Intussen richtte Omar, die Aboe Bekr in 634 als kalief was opgevolgd, zijn aandacht op de landen om de Middellandse Zee. Daartoe liet hij een grote vloot bouwen. Zijn grootse plannen kon hij echter niet verwezenlijken, want bij een bezoek aan de moskee in Medina in 644 werd hij lafhartig vermoord.

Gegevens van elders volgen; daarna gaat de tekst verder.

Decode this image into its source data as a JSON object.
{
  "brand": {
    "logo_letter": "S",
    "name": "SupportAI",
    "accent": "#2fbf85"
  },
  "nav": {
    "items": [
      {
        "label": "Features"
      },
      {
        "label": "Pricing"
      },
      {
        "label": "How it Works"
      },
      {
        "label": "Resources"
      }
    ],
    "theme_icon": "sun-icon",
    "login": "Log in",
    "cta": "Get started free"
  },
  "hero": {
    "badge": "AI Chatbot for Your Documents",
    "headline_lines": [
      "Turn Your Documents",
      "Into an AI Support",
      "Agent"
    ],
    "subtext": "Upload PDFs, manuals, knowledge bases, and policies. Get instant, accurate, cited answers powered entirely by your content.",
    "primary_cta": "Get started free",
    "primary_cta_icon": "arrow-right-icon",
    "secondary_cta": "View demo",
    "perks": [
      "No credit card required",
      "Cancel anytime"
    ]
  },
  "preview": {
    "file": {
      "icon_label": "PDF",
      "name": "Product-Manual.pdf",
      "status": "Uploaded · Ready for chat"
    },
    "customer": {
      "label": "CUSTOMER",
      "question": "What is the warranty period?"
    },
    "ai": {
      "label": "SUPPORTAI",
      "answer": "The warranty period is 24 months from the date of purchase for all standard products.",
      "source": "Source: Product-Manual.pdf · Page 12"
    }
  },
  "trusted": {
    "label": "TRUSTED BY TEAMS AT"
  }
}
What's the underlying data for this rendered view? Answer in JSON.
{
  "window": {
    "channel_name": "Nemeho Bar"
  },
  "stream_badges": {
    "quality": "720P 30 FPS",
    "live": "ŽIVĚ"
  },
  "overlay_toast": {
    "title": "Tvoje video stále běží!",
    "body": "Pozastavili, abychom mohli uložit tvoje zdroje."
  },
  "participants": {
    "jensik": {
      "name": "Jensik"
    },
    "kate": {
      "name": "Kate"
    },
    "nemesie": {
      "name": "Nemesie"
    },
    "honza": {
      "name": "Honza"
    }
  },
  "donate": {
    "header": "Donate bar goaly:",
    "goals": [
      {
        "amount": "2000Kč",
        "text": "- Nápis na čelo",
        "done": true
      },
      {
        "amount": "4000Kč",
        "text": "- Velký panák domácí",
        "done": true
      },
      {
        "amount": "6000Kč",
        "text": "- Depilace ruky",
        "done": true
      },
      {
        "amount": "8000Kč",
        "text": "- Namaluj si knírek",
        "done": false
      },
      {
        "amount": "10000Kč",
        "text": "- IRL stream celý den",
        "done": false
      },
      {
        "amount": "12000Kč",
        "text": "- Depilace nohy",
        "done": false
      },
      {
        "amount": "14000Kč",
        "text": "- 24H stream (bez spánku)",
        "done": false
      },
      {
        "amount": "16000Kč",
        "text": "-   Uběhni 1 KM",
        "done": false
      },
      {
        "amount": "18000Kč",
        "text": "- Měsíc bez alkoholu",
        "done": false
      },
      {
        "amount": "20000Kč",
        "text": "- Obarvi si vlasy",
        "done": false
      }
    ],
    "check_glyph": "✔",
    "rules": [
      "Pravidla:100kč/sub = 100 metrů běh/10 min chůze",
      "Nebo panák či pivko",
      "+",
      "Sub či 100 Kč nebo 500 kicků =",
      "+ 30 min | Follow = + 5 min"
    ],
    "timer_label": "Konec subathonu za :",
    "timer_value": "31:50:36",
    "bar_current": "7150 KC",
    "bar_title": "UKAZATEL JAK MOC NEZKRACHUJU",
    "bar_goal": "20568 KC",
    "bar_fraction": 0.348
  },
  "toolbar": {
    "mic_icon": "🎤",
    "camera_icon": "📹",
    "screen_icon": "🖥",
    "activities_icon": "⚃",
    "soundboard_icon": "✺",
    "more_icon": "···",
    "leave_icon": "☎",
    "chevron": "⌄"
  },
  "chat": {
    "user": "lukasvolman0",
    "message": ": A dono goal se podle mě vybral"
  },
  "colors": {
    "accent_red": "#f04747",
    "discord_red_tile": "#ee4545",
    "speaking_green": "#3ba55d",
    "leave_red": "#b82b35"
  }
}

Het Arabische Rijk strekte zich uit van Tripolis in Afrika tot aan de grenzen van India, en van de Indische Oceaan tot aan het Kaukasusgebergte en de rivier de Oxus. Toen hun vloot was voltooid, zetten de Arabieren hun veroveringen voort. In 649 werd Cyprus veroverd en in 655 werd de Byzantijnse vloot verslagen. Na de moord op kalief Ottoman in 656 kwam ten tijde van kalief Ali de uitbreiding van de Arabische macht tijdelijk tot staan, doordat er een binnenlandse strijd uitbrak. De moeilijkheden in het Arabische Rijk werden veroorzaakt doordat niet iedereen Ali als de beste opvolger zag. Voortaan waren er in de wereld van de islam twee partijen : de Sjieten en de Soennieten, die onverzoenlijk tegenover elkaar stonden. De tegenstander van Ali was Moawyah. Deze zou Ali hebben laten vermoorden, en werd zelf kalief.
Met hem begon de dynastie van de Ommayaden. Moawyah verplaatste zijn regeringszetel naar Damascus en eigende zich veel meer macht toe dan zijn voorgangers.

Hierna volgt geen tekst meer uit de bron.